Pour Patrick Rizkallah, président du syndicat des propriétaires, cette décision traduit une volonté du Conseil d’éviter l’annulation pure et simple de la loi tout en rejetant partiellement le recours. Selon lui, le Conseil a pris en compte, d’une part, la position de la présidence de la République, à l’origine du recours, qui contestait la procédure de publication, et, d’autre part, a implicitement validé le contenu du texte en ne remettant pas en cause la constitutionnalité de ses articles.

M. Rizkallah souligne que, bien que constitutionnellement inédite, cette décision ouvre la voie à une nouvelle publication de la loi, une perspective lourde à porter pour des propriétaires qui se sentent lésés depuis plus de quarante ans.

Il déplore que la nouvelle loi sur les loyers des locaux non résidentiels soit l’otage des tensions entre institutions, conséquence directe du choix contesté de Najib Mikati de renvoyer trois lois au Parlement hors du cadre constitutionnel. Cette situation a plongé le pays dans un flou juridique qui perturbe aussi bien la justice que le législatif.

Face à ce blocage, le syndicat des propriétaires appelle les bailleurs à poursuivre leurs actions en justice selon le Code des obligations et des contrats, en attendant une réédition officielle de la loi.

Du côté des locataires, Castro Abdallah, président de la Commission de défense des droits des locataires, salue la décision du Conseil constitutionnel, qui rend justice à leurs droits. Il qualifie ce geste de «pas important» dans la lutte contre les spéculateurs immobiliers cherchant à expulser les citoyens pour servir des intérêts privés, au mépris du droit au logement et à une vie digne.

Selon lui, cette décision prouve que la mobilisation organisée peut réellement protéger les droits.
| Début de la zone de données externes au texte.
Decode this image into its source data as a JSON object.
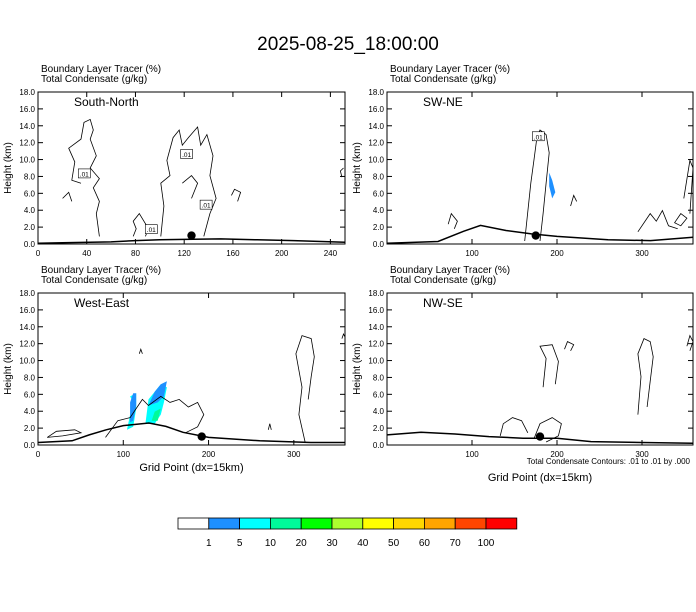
{
  "figure": {
    "title": "2025-08-25_18:00:00",
    "footnote": "Total Condensate Contours: .01 to .01 by .000"
  },
  "colorbar": {
    "colors": [
      "#ffffff",
      "#1e90ff",
      "#00ffff",
      "#00fa9a",
      "#00ff00",
      "#adff2f",
      "#ffff00",
      "#ffd700",
      "#ffa500",
      "#ff4500",
      "#ff0000"
    ],
    "labels": [
      "1",
      "5",
      "10",
      "20",
      "30",
      "40",
      "50",
      "60",
      "70",
      "100"
    ]
  },
  "chart_data": [
    {
      "type": "contour",
      "panel": "South-North",
      "title_line1": "Boundary Layer Tracer   (%)",
      "title_line2": "Total Condensate   (g/kg)",
      "ylabel": "Height (km)",
      "xlabel": "",
      "xlim": [
        0,
        252
      ],
      "xticks": [
        0,
        40,
        80,
        120,
        160,
        200,
        240
      ],
      "ylim": [
        0,
        18
      ],
      "yticks": [
        "0.0",
        "2.0",
        "4.0",
        "6.0",
        "8.0",
        "10.0",
        "12.0",
        "14.0",
        "16.0",
        "18.0"
      ],
      "contour_labels": [
        {
          "text": ".01",
          "x": 122,
          "y": 10.6
        },
        {
          "text": ".01",
          "x": 38,
          "y": 8.3
        },
        {
          "text": ".01",
          "x": 138,
          "y": 4.6
        },
        {
          "text": ".01",
          "x": 93,
          "y": 1.7
        }
      ],
      "marker": {
        "x": 126,
        "y": 1.0
      },
      "terrain": [
        [
          0,
          0.1
        ],
        [
          20,
          0.15
        ],
        [
          60,
          0.25
        ],
        [
          80,
          0.4
        ],
        [
          100,
          0.5
        ],
        [
          120,
          0.55
        ],
        [
          150,
          0.6
        ],
        [
          180,
          0.5
        ],
        [
          210,
          0.4
        ],
        [
          252,
          0.2
        ]
      ]
    },
    {
      "type": "contour",
      "panel": "SW-NE",
      "title_line1": "Boundary Layer Tracer   (%)",
      "title_line2": "Total Condensate   (g/kg)",
      "ylabel": "Height (km)",
      "xlabel": "",
      "xlim": [
        0,
        360
      ],
      "xticks": [
        100,
        200,
        300
      ],
      "ylim": [
        0,
        18
      ],
      "yticks": [
        "0.0",
        "2.0",
        "4.0",
        "6.0",
        "8.0",
        "10.0",
        "12.0",
        "14.0",
        "16.0",
        "18.0"
      ],
      "contour_labels": [
        {
          "text": ".01",
          "x": 178,
          "y": 12.7
        }
      ],
      "marker": {
        "x": 175,
        "y": 1.0
      },
      "terrain": [
        [
          0,
          0.1
        ],
        [
          60,
          0.3
        ],
        [
          90,
          1.5
        ],
        [
          110,
          2.2
        ],
        [
          140,
          1.6
        ],
        [
          170,
          1.2
        ],
        [
          200,
          0.9
        ],
        [
          260,
          0.5
        ],
        [
          310,
          0.4
        ],
        [
          360,
          0.8
        ]
      ]
    },
    {
      "type": "contour",
      "panel": "West-East",
      "title_line1": "Boundary Layer Tracer   (%)",
      "title_line2": "Total Condensate   (g/kg)",
      "ylabel": "Height (km)",
      "xlabel": "Grid Point (dx=15km)",
      "xlim": [
        0,
        360
      ],
      "xticks": [
        0,
        100,
        200,
        300
      ],
      "ylim": [
        0,
        18
      ],
      "yticks": [
        "0.0",
        "2.0",
        "4.0",
        "6.0",
        "8.0",
        "10.0",
        "12.0",
        "14.0",
        "16.0",
        "18.0"
      ],
      "contour_labels": [],
      "marker": {
        "x": 192,
        "y": 1.0
      },
      "terrain": [
        [
          0,
          0.3
        ],
        [
          40,
          0.5
        ],
        [
          60,
          1.2
        ],
        [
          80,
          1.8
        ],
        [
          100,
          2.3
        ],
        [
          130,
          2.6
        ],
        [
          150,
          2.2
        ],
        [
          170,
          1.5
        ],
        [
          200,
          0.9
        ],
        [
          260,
          0.5
        ],
        [
          320,
          0.3
        ],
        [
          360,
          0.3
        ]
      ]
    },
    {
      "type": "contour",
      "panel": "NW-SE",
      "title_line1": "Boundary Layer Tracer   (%)",
      "title_line2": "Total Condensate   (g/kg)",
      "ylabel": "Height (km)",
      "xlabel": "Grid Point (dx=15km)",
      "xlim": [
        0,
        360
      ],
      "xticks": [
        100,
        200,
        300
      ],
      "ylim": [
        0,
        18
      ],
      "yticks": [
        "0.0",
        "2.0",
        "4.0",
        "6.0",
        "8.0",
        "10.0",
        "12.0",
        "14.0",
        "16.0",
        "18.0"
      ],
      "contour_labels": [],
      "marker": {
        "x": 180,
        "y": 1.0
      },
      "terrain": [
        [
          0,
          1.2
        ],
        [
          40,
          1.5
        ],
        [
          80,
          1.3
        ],
        [
          120,
          1.0
        ],
        [
          160,
          0.8
        ],
        [
          200,
          0.8
        ],
        [
          240,
          0.4
        ],
        [
          300,
          0.3
        ],
        [
          360,
          0.2
        ]
      ]
    }
  ]
}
Elle leur donne, dit-il, un nouvel élan pour poursuivre le combat en vue du rétablissement de la loi 92/160, garante de justice sociale et de protection contre le déplacement forcé de nombreux Libanais.

Désormais, la présidence de la République et le gouvernement doivent interpréter la décision du Conseil constitutionnel, avec deux options possibles:

  • soit considérer que le délai de promulgation a commencé le 28 mars 2025 et qu’il a expiré le 28 avril, imposant une republication du texte au Journal officiel, susceptible à nouveau de recours devant le Conseil constitutionnel;
  • soit fixer ce délai en fonction de la décision du Conseil d’État sur les recours contre la décision gouvernementale de renvoyer les lois au Parlement pour éviter un conflit institutionnel.